Kat: You mean not dealing with it?

[Michael laughs]

Bob: Yeah, I was going to say. Yeah.

Eric: You got Dobby’d. [laughs]

Bob: Yeah, but I think it would have been a really hard scene to film even though Timothy Spall, I’m sure, could have…

Kat: Oh, he would have pulled it off.

Bob: He would have pulled it off, but I think it’s a great scene to read, and I think there’re some scenes that are too hard to visualize really well to get that same feeling of… even though I know Timothy Spall would have nailed it for sure.

Kat: No, I agree with you that there are some scenes that probably… this would have translated fine. I’m sure there are plenty of horror movies out there where people strangle themselves that they could have looked at.

[Bob and Michael laugh]

Kat: I’m sure they could have done this.

Michael: But it’s a shame because the hand of course loses its symbolism completely in the films, but… so it’s nice to be reminded of…

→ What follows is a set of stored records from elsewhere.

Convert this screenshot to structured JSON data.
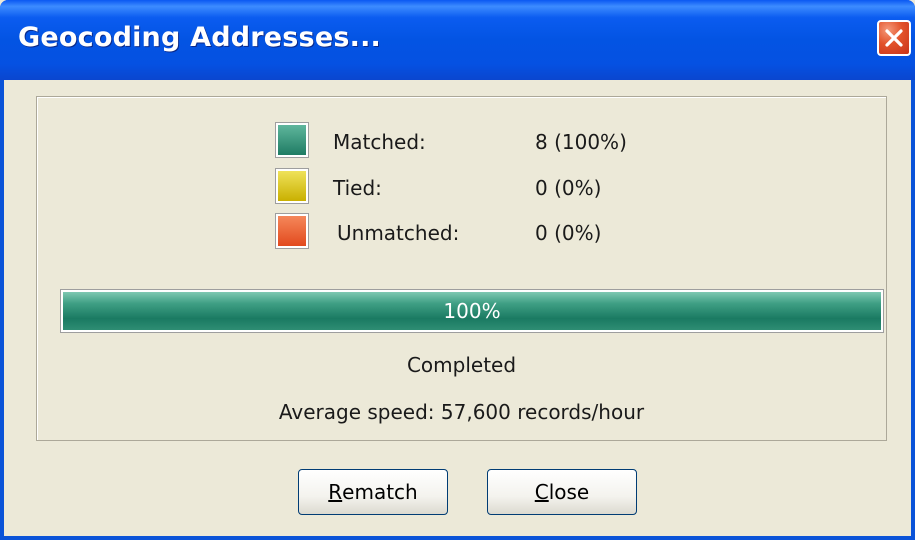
{
  "window": {
    "title": "Geocoding Addresses...",
    "close_icon": "close-icon",
    "close_color": "#e2522a"
  },
  "legend": [
    {
      "label": "Matched:",
      "value": "8 (100%)",
      "color": "#2f8c73"
    },
    {
      "label": "Tied:",
      "value": "0 (0%)",
      "color": "#d9c400"
    },
    {
      "label": "Unmatched:",
      "value": "0 (0%)",
      "color": "#ec5f2e"
    }
  ],
  "progress": {
    "label": "100%",
    "fraction": 1.0,
    "color": "#1a7a62"
  },
  "status": {
    "text": "Completed",
    "speed": "Average speed: 57,600 records/hour"
  },
  "buttons": {
    "rematch": {
      "accel": "R",
      "rest": "ematch"
    },
    "close": {
      "accel": "C",
      "rest": "lose"
    }
  }
}
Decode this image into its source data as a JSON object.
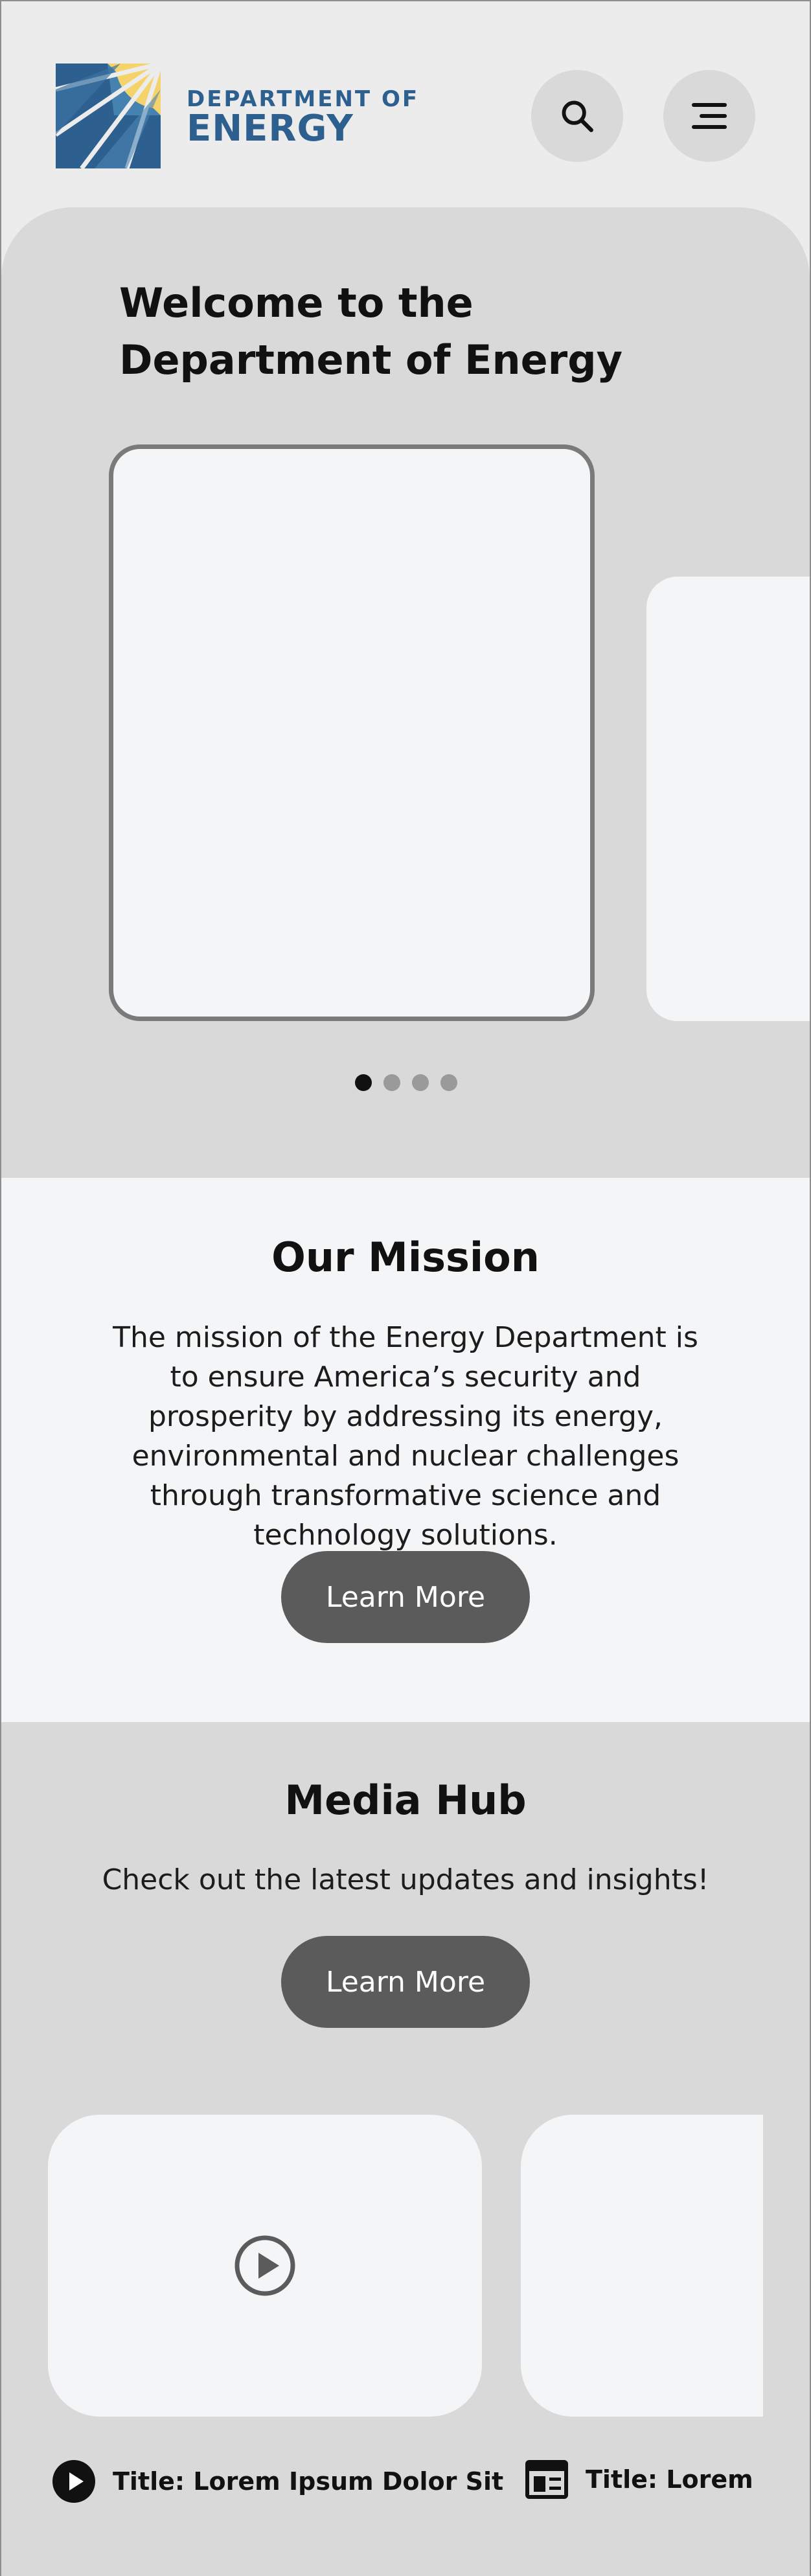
{
  "header": {
    "logo_line1": "DEPARTMENT OF",
    "logo_line2": "ENERGY",
    "search_icon": "search-icon",
    "menu_icon": "menu-icon"
  },
  "hero": {
    "title": "Welcome to the Department of Energy",
    "carousel_pages": 4,
    "active_page": 1
  },
  "mission": {
    "title": "Our Mission",
    "text": "The mission of the Energy Department is to ensure America’s security and prosperity by addressing its energy, environmental and nuclear challenges through transformative science and technology solutions.",
    "button": "Learn More"
  },
  "media_hub": {
    "title": "Media Hub",
    "subtitle": "Check out the latest updates and insights!",
    "button": "Learn More",
    "items": [
      {
        "title": "Title: Lorem Ipsum Dolor Sit",
        "icon": "play-icon"
      },
      {
        "title": "Title: Lorem Ipsum Dolor Sit",
        "icon": "article-icon"
      }
    ]
  },
  "colors": {
    "logo_blue": "#2d5f8f",
    "logo_yellow": "#f5d36b",
    "button": "#5b5b5b",
    "hero_bg": "#d9d9d9",
    "card_bg": "#f4f5f7"
  }
}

Kat: Add it to the list of things.

Bob: Well, it’s like the poisoned gift. That’s what’s so great about it. It’s like here Wormtail is just going only on the praise, blinded by that, not even thinking that it would have Voldemort’s… well, there might be a litle bit more to it than that.

Eric: It crushes twigs, remember, into powder. Very easily.

Michael: And then is never used for that ever again.

[Bob and Eric laugh]

Eric: But I bet it makes a mean cocktail, though.

Kat: [laughs] I bet it does.

Eric: Only Snape would know. [laughs]

Kat: I bet it does.

Eric: Now our final Podcast Question of the Week response comes from ISeeThestrals, another great username. ISeeThestrals says,

“[C]onsidering the fact that Voldemort had just been reunited with more loyal servants, Wormtail might have simply been pushed aside with nothing to do. No longer seeing any potential in the [A]nimagi, and despising his cowardice, Voldemort refused his help and sent him off to work with a Death Eater who would not be active out in the world [either], rather than cut ties with him completely. Voldemort sets up the appearance that he is being merciful by not killing off a weak follower, [such as Pettigrew,] and giving him a chance. While Wormtail despises the role [that] he’s been given, fear keeps him from severing ties with Voldemort and risking capture by old friends.”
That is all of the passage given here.